The study, published in the journal Diabetologia, shows that low resistance to stress at the age of 18 can increase the risk of type 2 diabetes in adulthood by up to 50 per cent.
Stress in adulthood is associated with a higher risk of type 2 diabetes, possibly mediated by behavioural and physiological factors.
But it is not known whether low stress resilience earlier in life is related to subsequent development of type 2 diabetes.
In the new study, researchers examined whether low stress resilience in late adolescence is associated with an increased risk of type 2 diabetes in adulthood.
They looked at all 1,534,425 military conscripts in Sweden from 1969 to 1997, covering a period when national service was compulsory in Sweden and including 97 to 98 per cent of all 18-year-old men nationwide each year.
To be included, the men had to have no previous diagnosis of diabetes.

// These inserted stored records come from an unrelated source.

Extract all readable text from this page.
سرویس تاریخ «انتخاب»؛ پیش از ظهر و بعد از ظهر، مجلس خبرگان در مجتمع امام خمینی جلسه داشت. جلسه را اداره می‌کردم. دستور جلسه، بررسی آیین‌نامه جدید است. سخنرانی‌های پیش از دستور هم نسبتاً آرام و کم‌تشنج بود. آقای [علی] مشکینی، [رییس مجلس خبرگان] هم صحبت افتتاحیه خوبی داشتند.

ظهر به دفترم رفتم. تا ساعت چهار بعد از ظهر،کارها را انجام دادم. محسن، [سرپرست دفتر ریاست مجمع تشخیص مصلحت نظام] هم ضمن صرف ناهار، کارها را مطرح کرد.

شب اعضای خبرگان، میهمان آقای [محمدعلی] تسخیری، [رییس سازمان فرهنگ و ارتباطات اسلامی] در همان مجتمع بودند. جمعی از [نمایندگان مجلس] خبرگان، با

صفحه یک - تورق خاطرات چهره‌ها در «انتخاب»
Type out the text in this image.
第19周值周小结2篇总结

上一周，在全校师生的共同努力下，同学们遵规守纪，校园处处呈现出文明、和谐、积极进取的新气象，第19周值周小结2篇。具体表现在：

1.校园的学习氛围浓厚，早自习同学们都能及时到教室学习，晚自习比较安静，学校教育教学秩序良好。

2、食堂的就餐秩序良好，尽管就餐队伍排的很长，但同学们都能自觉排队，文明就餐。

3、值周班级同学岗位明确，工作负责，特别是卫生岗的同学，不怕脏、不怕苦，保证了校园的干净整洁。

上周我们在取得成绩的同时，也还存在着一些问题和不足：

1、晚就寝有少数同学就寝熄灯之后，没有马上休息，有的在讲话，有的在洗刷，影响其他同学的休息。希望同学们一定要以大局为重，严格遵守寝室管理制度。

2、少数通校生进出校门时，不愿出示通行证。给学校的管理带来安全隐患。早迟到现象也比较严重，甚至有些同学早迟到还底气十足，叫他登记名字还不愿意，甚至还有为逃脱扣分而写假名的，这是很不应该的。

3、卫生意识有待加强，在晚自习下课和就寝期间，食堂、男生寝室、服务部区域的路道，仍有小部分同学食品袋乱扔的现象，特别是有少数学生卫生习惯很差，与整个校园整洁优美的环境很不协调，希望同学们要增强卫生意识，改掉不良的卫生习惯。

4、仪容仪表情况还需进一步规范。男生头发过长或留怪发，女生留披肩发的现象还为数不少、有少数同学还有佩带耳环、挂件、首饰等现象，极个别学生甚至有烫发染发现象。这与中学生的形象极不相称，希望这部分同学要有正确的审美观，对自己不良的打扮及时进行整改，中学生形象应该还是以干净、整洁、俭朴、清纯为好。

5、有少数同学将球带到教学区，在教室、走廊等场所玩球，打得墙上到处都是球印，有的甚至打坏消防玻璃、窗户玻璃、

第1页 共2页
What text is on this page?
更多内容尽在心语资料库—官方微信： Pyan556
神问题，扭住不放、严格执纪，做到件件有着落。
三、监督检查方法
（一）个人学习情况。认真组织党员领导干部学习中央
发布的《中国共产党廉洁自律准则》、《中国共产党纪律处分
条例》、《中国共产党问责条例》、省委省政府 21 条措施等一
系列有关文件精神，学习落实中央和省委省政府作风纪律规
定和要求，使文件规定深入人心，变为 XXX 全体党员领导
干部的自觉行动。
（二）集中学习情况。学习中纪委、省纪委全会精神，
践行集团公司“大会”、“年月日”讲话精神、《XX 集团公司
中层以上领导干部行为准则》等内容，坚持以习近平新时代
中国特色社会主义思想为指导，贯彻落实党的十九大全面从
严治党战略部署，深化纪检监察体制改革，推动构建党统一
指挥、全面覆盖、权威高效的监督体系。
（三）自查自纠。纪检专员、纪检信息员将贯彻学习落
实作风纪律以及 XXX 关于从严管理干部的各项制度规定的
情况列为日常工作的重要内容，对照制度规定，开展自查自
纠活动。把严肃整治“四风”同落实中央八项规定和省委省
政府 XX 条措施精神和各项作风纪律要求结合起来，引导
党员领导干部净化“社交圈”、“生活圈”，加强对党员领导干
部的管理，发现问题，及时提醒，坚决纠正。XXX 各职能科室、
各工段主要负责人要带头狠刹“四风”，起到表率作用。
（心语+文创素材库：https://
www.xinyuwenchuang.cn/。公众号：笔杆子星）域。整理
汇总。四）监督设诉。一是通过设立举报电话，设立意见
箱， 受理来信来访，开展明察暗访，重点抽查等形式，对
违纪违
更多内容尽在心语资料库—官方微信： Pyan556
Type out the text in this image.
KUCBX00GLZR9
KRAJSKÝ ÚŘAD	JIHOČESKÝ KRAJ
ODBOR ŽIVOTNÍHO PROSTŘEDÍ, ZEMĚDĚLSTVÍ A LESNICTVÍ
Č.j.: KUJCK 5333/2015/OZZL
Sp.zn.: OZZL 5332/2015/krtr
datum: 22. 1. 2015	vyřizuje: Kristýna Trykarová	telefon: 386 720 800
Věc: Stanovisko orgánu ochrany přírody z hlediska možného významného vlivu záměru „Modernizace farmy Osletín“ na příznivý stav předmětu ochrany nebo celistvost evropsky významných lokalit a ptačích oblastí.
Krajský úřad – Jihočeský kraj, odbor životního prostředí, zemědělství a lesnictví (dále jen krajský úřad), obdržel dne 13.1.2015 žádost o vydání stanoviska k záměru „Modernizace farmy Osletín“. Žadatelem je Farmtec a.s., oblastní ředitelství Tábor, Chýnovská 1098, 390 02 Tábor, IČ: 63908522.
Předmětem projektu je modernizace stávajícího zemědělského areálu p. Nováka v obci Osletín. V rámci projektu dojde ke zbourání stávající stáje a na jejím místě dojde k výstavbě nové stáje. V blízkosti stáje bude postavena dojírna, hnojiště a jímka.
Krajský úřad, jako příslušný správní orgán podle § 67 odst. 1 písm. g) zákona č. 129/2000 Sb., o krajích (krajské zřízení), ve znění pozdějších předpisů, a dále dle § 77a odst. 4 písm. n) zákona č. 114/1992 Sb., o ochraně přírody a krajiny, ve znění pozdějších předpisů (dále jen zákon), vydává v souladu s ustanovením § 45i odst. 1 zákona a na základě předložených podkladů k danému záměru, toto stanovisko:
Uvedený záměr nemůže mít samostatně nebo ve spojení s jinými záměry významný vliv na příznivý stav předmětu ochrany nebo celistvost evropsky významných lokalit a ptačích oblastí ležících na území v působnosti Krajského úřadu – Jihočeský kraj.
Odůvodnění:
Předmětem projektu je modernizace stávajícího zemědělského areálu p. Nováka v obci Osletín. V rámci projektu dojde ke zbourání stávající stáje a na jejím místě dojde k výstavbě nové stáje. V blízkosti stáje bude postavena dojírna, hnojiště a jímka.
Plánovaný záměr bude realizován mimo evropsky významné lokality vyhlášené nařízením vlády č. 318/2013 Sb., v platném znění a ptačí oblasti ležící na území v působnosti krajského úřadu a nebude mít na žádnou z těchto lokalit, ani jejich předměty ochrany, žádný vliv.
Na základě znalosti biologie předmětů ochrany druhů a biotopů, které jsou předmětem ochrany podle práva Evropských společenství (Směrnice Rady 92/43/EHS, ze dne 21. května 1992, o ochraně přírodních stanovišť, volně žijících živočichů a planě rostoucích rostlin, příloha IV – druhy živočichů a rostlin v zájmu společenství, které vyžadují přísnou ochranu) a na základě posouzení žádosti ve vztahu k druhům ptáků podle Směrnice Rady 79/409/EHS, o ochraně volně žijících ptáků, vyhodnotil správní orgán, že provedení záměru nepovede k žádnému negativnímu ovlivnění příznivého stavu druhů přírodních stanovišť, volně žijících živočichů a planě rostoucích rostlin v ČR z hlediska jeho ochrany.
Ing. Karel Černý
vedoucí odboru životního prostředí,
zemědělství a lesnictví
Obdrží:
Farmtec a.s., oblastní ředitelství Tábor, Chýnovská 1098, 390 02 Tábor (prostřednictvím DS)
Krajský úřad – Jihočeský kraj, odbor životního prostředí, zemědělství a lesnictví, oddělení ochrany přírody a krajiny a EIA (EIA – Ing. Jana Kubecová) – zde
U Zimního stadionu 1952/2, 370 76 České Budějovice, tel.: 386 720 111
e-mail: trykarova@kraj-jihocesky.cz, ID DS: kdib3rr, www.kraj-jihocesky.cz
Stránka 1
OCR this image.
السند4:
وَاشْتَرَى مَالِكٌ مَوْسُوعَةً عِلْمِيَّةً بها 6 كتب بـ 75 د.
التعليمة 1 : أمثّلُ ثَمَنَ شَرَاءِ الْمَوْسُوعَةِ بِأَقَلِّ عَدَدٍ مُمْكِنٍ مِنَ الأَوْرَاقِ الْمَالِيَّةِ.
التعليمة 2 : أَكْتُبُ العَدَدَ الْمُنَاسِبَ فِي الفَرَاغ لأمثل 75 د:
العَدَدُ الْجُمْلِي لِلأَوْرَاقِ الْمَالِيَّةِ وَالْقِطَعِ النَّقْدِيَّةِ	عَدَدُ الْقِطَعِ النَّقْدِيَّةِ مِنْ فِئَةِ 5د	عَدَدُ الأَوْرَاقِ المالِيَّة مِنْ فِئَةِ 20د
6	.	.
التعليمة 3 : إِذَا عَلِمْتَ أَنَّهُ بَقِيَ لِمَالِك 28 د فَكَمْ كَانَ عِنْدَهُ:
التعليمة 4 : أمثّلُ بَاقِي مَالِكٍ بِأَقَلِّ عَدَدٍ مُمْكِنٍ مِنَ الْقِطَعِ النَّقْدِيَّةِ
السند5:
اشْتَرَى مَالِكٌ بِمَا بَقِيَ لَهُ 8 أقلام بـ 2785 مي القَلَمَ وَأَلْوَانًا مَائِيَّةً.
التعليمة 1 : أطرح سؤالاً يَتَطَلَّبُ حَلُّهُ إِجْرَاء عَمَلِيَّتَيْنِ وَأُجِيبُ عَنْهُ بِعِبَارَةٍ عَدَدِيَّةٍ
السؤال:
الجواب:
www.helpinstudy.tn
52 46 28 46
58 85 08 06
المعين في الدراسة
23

They underwent standardised psychological assessment for stress resilience, on a scale of one to nine, and were checked for type 2 diabetes, identified from outpatient and inpatient diagnoses from 1987 to 2012.
A total of 34,008 men were found to have been diagnosed with type 2 diabetes in 39 million person-years of follow-up.
Low stress resilience was associated with an increased risk of developing type 2 diabetes after adjusting for body mass index (BMI), family history of diabetes, and individual and neighbourhood socio-economic factors.
The 20 per cent of men with the lowest resistance to stress were 51 per cent more likely to have been diagnosed with diabetes than the 20 per cent with the highest resistance to stress, with diabetes risk decreasing in a roughly linear fashion with increased resistance to stress.
The researchers suggest that the mechanisms by which stress resilience may influence the development of type 2 diabetes are probably complex and involve unhealthy lifestyle behaviours as well as other physiological factors.
People who are more stressed are more likely to exhibit unhealthy behaviours such as smoking, unhealthy diet and lack of physical activity, and it could be these behaviours that form most of or part of the increased risk of diabetes found in men with lower stress resistance.
The researchers also noted that since the study was only of male army recruits, it is not certain whether the findings apply directly to women.
Study lead author Dr Casey Crump, of Stanford University in the United states, said: “These findings suggest that psychosocial function and ability to cope with stress may play an important long-term role in aetiological pathways for type 2 diabetes.
“Additional studies will be needed to elucidate the specific underlying causal factors, which may help inform more effective preventive interventions across the lifespan.”